Nicknamed “The Diesel” on account of his work ethic, Spindler’s new job continues his upward trajectory at Apple. Three years later, he will become CEO.
Carving out a name for himself
Born in Germany, Spindler started his career working at the Paris-based European subsidiary of DEC, before moving to the European sales office for Intel. There, he made friends with Mike Markkula, who went on to become Apple’s first major angel investor and its second CEO.
In 1980, Markkula recruited Spindler to work in marketing in Apple’s European office, shortly after the Apple II first went on sale. According to legend, Spindler went months without a paycheck from Apple because the company couldn’t figure out how to send funds to Belgium from California.
Apple Europe became a big success, and Sculley quickly recognized Spindler for his hard work. In 1983, Apple promoted Spindler to executive vice president of marketing. As a result, he began working a couple days per month in Cupertino.
A great strategist, Spindler was well-liked by Sculley. One of his big achievements was helping bring to market KanjiTalk, which allowed the Mac to offer a Japanese-language interface. It became a big hit.

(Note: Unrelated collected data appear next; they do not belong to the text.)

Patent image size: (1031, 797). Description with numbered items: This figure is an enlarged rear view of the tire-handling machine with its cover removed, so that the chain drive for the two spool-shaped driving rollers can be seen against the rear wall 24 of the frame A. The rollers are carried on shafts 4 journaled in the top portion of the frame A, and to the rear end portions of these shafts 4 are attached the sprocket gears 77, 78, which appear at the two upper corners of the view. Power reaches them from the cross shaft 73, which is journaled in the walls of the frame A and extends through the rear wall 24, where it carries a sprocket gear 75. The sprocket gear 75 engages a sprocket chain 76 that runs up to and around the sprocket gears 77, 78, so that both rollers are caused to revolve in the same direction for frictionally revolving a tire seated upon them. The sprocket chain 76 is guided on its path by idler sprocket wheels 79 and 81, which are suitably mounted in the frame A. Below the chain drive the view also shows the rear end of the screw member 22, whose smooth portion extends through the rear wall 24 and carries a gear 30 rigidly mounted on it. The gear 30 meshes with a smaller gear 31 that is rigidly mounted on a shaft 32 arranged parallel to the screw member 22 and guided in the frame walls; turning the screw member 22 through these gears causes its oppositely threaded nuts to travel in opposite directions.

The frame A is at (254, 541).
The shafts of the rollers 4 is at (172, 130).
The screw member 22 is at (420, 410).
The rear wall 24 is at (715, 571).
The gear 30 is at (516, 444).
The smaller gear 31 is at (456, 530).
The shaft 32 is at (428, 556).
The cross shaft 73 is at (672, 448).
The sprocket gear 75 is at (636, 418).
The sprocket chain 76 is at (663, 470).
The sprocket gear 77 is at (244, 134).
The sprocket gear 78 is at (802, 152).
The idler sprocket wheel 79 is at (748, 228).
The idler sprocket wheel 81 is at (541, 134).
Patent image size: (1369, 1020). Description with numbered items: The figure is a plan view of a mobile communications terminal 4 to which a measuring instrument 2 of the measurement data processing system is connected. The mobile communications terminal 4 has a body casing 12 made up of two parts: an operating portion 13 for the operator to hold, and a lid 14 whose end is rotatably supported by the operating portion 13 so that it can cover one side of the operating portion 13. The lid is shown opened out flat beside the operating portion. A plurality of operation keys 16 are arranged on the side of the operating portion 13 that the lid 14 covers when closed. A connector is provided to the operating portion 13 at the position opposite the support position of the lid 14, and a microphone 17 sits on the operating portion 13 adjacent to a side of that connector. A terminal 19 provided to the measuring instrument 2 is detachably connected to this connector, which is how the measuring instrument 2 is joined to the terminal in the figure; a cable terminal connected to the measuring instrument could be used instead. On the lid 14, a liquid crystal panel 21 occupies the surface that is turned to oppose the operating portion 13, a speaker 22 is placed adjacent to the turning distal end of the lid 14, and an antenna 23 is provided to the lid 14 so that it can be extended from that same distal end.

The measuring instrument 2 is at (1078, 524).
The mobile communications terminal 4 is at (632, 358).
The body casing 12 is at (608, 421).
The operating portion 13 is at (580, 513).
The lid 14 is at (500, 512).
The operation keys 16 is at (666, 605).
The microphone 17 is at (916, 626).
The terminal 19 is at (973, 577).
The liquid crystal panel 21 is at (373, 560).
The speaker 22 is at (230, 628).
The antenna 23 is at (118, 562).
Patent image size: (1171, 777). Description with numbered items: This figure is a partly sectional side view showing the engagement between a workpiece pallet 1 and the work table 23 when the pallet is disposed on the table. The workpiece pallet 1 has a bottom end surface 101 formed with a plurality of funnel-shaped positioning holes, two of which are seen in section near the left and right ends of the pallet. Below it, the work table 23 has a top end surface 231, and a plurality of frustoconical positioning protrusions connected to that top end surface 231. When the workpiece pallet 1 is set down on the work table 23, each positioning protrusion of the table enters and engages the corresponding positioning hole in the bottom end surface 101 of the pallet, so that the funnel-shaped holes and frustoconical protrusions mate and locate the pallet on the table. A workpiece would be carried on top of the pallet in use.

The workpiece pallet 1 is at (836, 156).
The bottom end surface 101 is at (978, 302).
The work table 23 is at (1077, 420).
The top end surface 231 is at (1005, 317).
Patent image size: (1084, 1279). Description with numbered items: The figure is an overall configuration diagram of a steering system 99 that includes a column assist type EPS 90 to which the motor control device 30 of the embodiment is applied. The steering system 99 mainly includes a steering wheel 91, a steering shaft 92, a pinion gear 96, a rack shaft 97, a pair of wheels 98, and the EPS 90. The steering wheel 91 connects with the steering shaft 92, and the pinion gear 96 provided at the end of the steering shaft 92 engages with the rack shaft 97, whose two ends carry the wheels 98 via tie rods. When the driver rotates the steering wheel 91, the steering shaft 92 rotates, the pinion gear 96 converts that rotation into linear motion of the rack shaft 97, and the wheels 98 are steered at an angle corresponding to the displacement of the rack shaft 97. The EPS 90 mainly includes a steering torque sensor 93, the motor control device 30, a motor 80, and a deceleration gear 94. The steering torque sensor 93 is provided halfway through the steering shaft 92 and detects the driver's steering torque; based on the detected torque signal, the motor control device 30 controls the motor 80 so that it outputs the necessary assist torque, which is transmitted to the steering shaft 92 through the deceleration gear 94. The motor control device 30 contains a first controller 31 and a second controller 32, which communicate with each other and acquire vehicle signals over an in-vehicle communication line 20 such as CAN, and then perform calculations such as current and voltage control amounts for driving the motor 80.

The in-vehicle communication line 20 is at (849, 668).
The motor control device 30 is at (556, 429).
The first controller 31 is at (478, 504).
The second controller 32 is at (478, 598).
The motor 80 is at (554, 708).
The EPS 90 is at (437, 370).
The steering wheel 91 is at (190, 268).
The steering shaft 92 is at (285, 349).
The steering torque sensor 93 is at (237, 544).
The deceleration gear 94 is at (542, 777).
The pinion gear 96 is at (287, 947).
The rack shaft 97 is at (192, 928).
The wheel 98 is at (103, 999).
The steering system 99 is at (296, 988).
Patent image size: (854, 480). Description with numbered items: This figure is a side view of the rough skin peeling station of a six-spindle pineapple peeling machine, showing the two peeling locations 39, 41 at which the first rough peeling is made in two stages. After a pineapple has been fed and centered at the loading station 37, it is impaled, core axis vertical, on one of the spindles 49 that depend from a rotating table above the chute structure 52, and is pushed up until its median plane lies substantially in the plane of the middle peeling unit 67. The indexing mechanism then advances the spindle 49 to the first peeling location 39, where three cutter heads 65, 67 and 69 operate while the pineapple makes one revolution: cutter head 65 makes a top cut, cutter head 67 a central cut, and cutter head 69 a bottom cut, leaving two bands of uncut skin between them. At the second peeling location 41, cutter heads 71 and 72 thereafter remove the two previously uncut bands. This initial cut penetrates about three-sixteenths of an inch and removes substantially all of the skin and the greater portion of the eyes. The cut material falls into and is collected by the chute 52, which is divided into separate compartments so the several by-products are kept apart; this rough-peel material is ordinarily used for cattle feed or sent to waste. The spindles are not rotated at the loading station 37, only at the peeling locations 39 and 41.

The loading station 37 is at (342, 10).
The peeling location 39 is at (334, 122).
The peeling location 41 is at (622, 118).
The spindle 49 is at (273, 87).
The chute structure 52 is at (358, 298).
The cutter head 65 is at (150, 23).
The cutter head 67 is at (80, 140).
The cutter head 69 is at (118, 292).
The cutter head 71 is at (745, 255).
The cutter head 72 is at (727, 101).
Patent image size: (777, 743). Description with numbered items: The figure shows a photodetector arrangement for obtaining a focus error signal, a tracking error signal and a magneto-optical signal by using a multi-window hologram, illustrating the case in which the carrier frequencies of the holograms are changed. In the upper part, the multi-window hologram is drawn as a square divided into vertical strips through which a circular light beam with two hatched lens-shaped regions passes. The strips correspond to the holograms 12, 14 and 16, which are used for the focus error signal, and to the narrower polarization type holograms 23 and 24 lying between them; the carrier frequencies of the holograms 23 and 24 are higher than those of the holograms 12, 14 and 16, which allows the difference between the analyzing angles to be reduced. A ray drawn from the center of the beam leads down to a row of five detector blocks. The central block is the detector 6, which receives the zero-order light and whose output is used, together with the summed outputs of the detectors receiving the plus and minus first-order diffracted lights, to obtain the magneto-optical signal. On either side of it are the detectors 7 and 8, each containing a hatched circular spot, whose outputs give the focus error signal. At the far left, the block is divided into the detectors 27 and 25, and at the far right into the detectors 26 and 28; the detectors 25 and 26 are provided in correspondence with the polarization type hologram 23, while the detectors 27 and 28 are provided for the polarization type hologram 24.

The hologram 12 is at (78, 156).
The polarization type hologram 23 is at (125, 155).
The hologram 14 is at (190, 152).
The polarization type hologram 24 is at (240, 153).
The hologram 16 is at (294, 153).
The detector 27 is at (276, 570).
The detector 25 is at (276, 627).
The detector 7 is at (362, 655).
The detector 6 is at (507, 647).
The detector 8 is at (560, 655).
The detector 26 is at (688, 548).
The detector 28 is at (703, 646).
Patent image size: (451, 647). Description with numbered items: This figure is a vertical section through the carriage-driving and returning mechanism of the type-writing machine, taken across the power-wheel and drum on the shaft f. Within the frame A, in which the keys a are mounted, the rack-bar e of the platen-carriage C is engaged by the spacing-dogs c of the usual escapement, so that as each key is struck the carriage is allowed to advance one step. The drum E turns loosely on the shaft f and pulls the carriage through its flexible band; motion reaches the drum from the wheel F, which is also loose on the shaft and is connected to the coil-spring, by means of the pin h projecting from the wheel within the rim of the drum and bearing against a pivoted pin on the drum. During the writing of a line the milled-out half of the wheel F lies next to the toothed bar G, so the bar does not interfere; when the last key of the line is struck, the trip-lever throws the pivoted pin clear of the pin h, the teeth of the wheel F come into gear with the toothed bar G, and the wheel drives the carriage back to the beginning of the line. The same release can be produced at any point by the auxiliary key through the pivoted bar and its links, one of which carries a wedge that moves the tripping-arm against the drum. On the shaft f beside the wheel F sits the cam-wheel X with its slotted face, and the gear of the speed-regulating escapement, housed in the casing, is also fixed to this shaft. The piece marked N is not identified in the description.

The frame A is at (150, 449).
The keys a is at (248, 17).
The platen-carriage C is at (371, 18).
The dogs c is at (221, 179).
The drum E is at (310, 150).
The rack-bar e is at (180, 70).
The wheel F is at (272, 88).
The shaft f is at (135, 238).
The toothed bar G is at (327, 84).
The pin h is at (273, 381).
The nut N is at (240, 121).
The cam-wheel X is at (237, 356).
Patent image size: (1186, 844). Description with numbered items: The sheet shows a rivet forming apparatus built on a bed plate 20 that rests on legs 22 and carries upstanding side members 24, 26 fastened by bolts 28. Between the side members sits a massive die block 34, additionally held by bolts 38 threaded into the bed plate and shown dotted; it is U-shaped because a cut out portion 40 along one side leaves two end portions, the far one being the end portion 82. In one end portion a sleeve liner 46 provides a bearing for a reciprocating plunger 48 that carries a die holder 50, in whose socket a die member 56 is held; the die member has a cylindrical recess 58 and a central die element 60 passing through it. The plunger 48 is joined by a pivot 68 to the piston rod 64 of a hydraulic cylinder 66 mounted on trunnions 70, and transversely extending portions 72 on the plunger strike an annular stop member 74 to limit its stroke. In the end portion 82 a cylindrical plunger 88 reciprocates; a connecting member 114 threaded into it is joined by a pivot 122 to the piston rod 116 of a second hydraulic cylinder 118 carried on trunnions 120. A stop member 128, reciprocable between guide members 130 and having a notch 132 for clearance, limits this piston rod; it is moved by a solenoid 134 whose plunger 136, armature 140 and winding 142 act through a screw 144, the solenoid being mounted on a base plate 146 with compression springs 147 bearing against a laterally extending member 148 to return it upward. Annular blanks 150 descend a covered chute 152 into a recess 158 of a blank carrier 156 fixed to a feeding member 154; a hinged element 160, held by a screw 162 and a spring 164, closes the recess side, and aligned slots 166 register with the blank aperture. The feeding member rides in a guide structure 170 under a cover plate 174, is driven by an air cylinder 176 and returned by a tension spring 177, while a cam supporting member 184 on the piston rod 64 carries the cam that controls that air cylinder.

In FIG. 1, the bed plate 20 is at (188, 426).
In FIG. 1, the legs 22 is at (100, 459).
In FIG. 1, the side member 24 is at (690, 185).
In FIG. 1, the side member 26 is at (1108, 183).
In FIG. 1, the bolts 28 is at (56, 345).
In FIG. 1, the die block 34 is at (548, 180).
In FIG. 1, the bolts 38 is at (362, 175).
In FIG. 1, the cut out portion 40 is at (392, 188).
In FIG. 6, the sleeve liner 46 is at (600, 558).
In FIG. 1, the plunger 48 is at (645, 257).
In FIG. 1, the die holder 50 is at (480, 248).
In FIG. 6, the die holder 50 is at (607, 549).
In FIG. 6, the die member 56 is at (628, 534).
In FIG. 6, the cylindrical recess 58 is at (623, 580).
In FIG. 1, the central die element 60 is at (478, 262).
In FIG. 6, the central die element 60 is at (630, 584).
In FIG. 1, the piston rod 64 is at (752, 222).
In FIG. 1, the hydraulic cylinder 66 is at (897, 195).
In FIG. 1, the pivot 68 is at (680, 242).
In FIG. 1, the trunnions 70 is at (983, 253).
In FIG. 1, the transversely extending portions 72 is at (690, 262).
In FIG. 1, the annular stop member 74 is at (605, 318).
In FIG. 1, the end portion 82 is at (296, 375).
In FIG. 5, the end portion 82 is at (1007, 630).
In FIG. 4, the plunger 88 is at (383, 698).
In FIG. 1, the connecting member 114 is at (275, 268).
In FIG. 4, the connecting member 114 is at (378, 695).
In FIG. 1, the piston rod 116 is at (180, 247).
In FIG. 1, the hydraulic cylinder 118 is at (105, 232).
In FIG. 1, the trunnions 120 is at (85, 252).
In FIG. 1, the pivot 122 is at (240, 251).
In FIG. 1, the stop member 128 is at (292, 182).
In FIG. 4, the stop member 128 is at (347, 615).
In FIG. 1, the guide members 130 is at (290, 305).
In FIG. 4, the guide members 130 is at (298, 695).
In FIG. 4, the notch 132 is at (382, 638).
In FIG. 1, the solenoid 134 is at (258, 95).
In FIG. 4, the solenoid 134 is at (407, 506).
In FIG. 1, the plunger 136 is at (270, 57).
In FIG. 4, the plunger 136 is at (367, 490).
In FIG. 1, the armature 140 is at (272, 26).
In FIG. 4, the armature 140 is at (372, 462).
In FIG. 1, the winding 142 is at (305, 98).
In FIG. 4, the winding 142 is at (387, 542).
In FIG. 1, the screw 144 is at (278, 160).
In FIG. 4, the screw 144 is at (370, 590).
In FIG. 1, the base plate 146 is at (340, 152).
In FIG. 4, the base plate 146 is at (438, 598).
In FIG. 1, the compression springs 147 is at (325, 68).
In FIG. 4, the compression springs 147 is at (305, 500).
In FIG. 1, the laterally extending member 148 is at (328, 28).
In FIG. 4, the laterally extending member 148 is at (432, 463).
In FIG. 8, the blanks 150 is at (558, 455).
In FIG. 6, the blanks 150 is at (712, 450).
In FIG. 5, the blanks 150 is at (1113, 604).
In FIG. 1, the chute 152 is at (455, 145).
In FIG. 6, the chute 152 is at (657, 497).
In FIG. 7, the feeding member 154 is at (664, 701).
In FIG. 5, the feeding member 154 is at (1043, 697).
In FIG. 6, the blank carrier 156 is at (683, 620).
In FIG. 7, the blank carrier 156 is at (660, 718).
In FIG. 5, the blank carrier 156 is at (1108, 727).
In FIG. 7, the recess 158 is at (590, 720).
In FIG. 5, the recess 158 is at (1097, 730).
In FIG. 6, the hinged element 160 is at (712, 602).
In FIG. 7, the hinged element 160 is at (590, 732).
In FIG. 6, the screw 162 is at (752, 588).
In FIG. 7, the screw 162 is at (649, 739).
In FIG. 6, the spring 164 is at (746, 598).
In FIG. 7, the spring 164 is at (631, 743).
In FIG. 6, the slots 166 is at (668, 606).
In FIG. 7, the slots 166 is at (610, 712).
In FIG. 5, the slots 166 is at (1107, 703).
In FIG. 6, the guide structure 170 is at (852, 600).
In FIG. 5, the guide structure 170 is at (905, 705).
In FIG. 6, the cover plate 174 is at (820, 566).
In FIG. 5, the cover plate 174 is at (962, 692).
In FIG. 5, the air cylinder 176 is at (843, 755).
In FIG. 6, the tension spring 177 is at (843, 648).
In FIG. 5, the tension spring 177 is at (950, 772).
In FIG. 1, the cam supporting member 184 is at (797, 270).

Michael Spindler rises through the ranks at Apple
After Steve Jobs left Apple in 1985, Spindler got some attention for delivering a passionate speech about the company. It ended with the line: “Apple beats with two hearts — our California heart and the heart of the local company.”
Spindler’s next promotion made him head of Apple Europe. At around this time, an executive named Jean-Louis Gassée — who took over the Mac division after Jobs left — experienced a stumble in his upward trajectory at Apple. Due to component shortages in 1989, specialist parts became pricier. Gassée didn’t want to sacrifice profit margins, and raised the price of high-end Macs by nearly 29 percent. The move proved disastrous.
While the U.S. division struggled, however, Apple Europe fared much better. In just a couple of years, sales in Europe grew from $400 million to $1.2 billion. This meant that Apple Europe made up a quarter of Apple’s overall business.
Spindler became Apple’s chief operating officer in January 1990. It was a questionable choice, since Spindler was more suited to strategy than an operations role. Shortly after he assumed the position, Gassée left Apple.
Spindler’s rise continues
This wasn’t the end of Spindler’s rise. When Sculley was ousted as CEO in 1993, Spindler became Apple CEO. Although he made a number of correct calls in this job, it was also one of Apple’s lowest points in history. The company suffered through collapsing Mac sales, massive layoffs and a $188 million quarterly loss.
Spindler also oversaw disastrous projects like the never-completed Copland operating system. He left Apple in 1996, replaced by Gil Amelio.